Горцы, идущие в набег. Рис. Г. Гагарина.
Их взяли перед вечером, на сенокосе, бывшем на одной из полян в лесу, близ станицы Шелковой. При нападении чеченцев (с Тарамом) казаки защищались, одного убили, нескольких ранили, но отдали пленных, потому что были малочисленны.
Случилось это кажется в июне 1848 года. До темной ночи чеченцы бегали по лесу, держа направление вверх левого берега Терека в станице Щедринской; ночью прошли мимо поста, логом через Терек, мимо деревни Брагун и недалеко нынешнего укрепления Тепли-Кичу перешли реку Сунжу.
В этих ночных рассказах открылось, что мальчики Ивановы почти год назад сидели вечером с казаками у ворот станицы, когда прискакали два казака (один раненный в руку, другой с лошадью раненою) при встрече с пешей чеченской партией и дали знать о тревоге; что мальчики первые взбежали на колокольню и ударили в набат; что в ту же ночь также дали знать о взятом днем в плен проезжавшем офицере; о найденных в лесу — телеге, пустом погребце и чемодане и каких-то бумажках с цифрами больных, умерших и выздоровевших от холеры; словом, что это был я, как оказалось по справке на Староглазовской почтовой станции и что возвращавшиеся два гонца, наткнувшиеся на партию, разводили секреты.
Я от души любил этих мальчиков; присутствие их и обоюдные рассказы облегчали тягость нашего положения; жизнь казалась нам спокойною, может быть, и потому что при воспоминании о лучшем забывалось настоящее худшее; а если оно и поражало наше внимание, то надежда в Промысел, вера и теплая молитва сглаживали дурную сторону жизни и, примиряя со всеми окружающими неприятностями, возбуждали в нас голос о прощении и вразумлении врагов наших. Мы даже оправдывали поступки неприятеля войною, ненавистью к русским, всеобщею бедностью и жаждою к корысти, так как она вместе с тем составляла для них важный способ к поддержанию существования, способ, при котором и враги наши, если не приносят в жертву жизнь свою со всеми тягостными ее последствиями, то всегда рискуют ею из-за добычи по разным побуждениям; потому что им хорошо известно, что в неудаче набега выигрывает убитый и спасшийся, а других ожидает или смертная казнь, или ссылка внутрь России и в Сибирь, или вообще несвободная жизнь вдали от родины и отличная от той, в которой провели лета от рождения.
Мы утешали себя еще и тем, что не могли знать и не знали прежде, что попадемся в плен. Это было будущее, скрытое от нас, но оно случилось, сделалось прошедшим; стало, тому так следовало быть, и покоряться обстоятельствам со смирением поставляли себе в обязанность. Словом, для нас не было такого горя, с которым бы мы не могли примириться.

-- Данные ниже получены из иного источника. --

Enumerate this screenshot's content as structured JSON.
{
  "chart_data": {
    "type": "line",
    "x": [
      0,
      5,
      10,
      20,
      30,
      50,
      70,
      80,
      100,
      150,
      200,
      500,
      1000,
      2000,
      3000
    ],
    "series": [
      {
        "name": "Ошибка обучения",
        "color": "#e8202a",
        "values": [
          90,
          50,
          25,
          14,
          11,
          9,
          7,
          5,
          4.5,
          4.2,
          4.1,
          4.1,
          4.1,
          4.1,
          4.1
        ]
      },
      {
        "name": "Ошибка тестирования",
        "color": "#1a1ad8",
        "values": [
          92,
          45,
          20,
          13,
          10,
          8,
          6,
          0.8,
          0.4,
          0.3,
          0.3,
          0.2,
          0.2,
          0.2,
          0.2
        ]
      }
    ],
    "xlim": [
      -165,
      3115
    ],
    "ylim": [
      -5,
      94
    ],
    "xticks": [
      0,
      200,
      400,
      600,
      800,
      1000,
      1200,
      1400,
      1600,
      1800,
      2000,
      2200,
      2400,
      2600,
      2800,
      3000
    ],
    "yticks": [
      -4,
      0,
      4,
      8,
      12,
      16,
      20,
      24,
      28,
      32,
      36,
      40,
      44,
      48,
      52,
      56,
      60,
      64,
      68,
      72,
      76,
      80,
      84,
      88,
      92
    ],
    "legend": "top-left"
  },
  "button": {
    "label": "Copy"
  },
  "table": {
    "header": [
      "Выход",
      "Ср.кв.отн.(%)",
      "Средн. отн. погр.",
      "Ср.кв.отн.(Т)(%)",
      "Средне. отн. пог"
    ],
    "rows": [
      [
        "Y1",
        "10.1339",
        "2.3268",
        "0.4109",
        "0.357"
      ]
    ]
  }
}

Счастливое и это время! По крайней мере в воспоминании и оно приносит какую-то невыразимую, душевную сладость!
Так проходило время до половины 1849 года, т. е. до возвращения мальчиков на родину; а между тем в конце 1848 года слухи о пленных чеченцах были такие, что действительно о возвращении их получено разрешение, что их велено выслать на подводах в крепость Грозную и хотя после каждых подобных слухов содержание мое улучшивалось, то есть подстилали солому под войлок, подметали избу, дали новые штаны и рубашку, для обрития бороды предлагали услугу, в зиму постоянно отапливали камин татарский и были вообще ласковее, как хозяева, так и посторонние, но все это далеко не могло совершенно заглушить тоски по родной жизни, где утешительны: средства лучшие, законы, обеспечивающие положение и будущность каждого, обычаи и привычки, которых свежая прелесть понятна в их отсутствии.
Тот выразился верно, кто сказал, что «дым отечества нам сладок и приятен!» Я сам ощущал в этом дыме величайшую сладость и аромат и почти в то же время прятал голову, чтобы не задохнуться в сакле от дыму чеченского, когда порывы ветра не давали ему исхода в трубу.
В начале 1849 года распространилась весть о прибытии в Грозную двух чеченцев и через короткое время еще одного из числа назначенных в размене за меня. В ауле радость была общая: родственники пленных угощались каким-нибудь лакомым кушаньем, дети плясали под удары в медный таз, женщины занялись приготовлением одежды для будущих пришлецов.
Вскоре потом мне мальчики сказали, что жители очень сожалели о каком-то в России умершем из нашего аула, чеченце, которого ожидали в Грозную, вдобавок к трем, уже прибывшим; что женщины ходили в дом оплакивать его смерть, а мужчины были очень грустны; что родственники пленных и народ учащают к Тараму с просьбами о скорейшем размене и уговорились скрывать от меня смерть чеченца, чтобы не лишить меня надежды на освобождение и не расстроить меня тем более, что я был тогда сильно нездоров и очень слаб.